I have a hive table which contains call data records(CDRs). I have the table partitioned on the phone number and bucketed on call_date. Now when I am inserting data into hive the back dated call_date are creating small files in my buckets which is creating name node metadata increase and performance slowdown. Is there a way to merge these small files into one.

Abhimanyu Mitra
  • 63
  • 1
  • 2
  • 8
  • 3
    What is the file format? Just an opinion: Partition it by call_date and bucket by phone number, you will benefit from date filtering then.Partition by phone_number creats too many partitions and too many files – leftjoin Sep 16 '19 at 05:57
  • The file format is ORC. It’s not possible to change the partitioning and bucketing of the table now – Abhimanyu Mitra Sep 16 '19 at 18:04
  • 2
    You can merge ORC files using ALTER TABLE concatenate: https://stackoverflow.com/a/50042837/2700344 – leftjoin Sep 16 '19 at 18:07

1 Answers1

11

One way to control the size of files when inserting into a table using Hive, is to set the below parameters:

set hive.merge.tezfiles=true;
set hive.merge.mapfiles=true;
set hive.merge.mapredfiles=true;
set hive.merge.size.per.task=128000000;
set hive.merge.smallfiles.avgsize=128000000;

This will work for both M/R and Tez engine and will ensure that all files created are at or below 128 MB in size (you can alter that size number according to your use case. Additional reading here: https://community.cloudera.com/t5/Community-Articles/ORC-Creation-Best-Practices/ta-p/248963).

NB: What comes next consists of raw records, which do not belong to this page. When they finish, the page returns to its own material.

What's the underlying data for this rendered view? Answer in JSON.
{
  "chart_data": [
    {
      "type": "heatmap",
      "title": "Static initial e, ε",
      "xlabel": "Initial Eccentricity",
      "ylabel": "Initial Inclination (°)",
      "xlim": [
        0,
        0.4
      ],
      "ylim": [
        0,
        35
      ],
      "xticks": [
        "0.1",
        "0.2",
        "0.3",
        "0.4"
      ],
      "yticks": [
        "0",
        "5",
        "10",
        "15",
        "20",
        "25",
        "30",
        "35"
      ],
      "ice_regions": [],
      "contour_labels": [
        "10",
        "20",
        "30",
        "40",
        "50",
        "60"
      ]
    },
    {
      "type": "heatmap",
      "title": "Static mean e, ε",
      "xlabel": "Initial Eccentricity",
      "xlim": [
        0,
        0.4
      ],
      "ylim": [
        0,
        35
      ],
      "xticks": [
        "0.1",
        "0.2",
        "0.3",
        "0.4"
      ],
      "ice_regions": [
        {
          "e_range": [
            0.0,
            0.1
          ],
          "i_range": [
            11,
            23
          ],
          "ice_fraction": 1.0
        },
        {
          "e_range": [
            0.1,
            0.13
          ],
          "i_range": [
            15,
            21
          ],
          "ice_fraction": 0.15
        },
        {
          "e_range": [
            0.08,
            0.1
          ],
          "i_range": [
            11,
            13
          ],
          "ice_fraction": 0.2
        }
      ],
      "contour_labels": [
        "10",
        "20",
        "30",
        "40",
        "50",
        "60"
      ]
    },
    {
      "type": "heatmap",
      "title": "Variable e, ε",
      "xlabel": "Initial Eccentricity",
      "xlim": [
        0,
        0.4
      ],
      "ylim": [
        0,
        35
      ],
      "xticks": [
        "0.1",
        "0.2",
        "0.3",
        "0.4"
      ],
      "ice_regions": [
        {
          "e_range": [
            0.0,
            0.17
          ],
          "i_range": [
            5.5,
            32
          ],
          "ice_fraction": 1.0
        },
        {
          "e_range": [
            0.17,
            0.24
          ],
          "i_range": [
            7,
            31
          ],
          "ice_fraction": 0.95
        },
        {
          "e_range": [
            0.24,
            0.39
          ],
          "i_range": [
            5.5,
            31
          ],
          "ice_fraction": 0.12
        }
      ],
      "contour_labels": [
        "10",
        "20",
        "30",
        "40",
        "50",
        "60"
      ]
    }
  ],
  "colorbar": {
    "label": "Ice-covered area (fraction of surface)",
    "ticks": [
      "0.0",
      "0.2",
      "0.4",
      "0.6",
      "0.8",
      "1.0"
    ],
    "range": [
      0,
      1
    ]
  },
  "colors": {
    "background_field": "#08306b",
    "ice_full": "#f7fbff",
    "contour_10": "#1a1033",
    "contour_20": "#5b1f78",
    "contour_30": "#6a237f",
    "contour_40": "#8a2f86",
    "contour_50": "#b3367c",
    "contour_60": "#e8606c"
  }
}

The easiest way to merge the files of the table is to remake it, while having ran the above hive commands at runtime:

CREATE TABLE new_table LIKE old_table;
INSERT INTO new_table select * from old_table;

In your case, for ORC tables you can concatenate the files after creation:

ALTER TABLE table_name [PARTITION (partition_key = 'partition_value')] CONCATENATE;
Theofanis
  • 303
  • 2
  • 5